In early January I found out that somebody I love most in this world was seriously ill and it could be cancer. All I could think was not again, I can’t watch somebody else I love die. The universe cannot possibly be this cruel. While knowing that the universe is exactly this capricious and cruel.

I hardly told anybody. I was worried that if I spoke the words it would make it real. Even telling my best friends was so difficult. When I plucked up the courage to tell my counsellor, after 30 minutes of babbling about nothing, she cried with me. She knew better than anybody how devastating this would be.

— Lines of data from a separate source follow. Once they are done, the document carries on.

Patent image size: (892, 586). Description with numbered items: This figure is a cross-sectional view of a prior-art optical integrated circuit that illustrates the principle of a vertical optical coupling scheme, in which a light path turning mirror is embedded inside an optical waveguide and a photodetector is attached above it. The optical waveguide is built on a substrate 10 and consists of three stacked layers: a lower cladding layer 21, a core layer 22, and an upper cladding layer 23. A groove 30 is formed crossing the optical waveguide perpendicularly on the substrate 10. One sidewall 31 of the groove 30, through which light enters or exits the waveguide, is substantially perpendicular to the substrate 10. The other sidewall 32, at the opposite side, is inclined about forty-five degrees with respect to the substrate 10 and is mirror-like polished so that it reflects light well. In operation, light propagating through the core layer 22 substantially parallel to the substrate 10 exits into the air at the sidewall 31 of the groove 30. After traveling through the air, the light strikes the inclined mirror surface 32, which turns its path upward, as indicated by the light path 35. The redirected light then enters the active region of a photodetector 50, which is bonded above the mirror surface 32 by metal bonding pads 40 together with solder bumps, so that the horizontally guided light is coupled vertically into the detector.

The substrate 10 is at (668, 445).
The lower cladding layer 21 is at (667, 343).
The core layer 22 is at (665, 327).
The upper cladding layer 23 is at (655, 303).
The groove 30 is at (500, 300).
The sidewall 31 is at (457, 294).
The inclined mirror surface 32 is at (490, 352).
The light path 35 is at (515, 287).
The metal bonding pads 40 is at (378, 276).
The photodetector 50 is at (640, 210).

I am not somebody who embraces uncertainty and unknowing. I am a bit of a control freak (with weekly, monthly, yearly and five yearly plans). But living in limbo seemed easier than hearing the worst.

I dreaded the test results day. I lied to myself that I was coping well until I had a crying fit about our fridge breaking and realised it was nothing to do with the fridge at all.

We got the results and it wasn’t cancer but something else. Yes, he would need treatment but he was going to be OK. That night I slept better than I had in months. When I went for a walk the next day although nothing externally had changed, everything had. I was no longer living in limbo and the relief was amazing. The storm has passed but it has left its mark. So I am going to hug the people I love very tightly, as if it might be the last time. I am going to breathe in and out until the anxiety lessens. I am going to live, fully and deeply and so should you.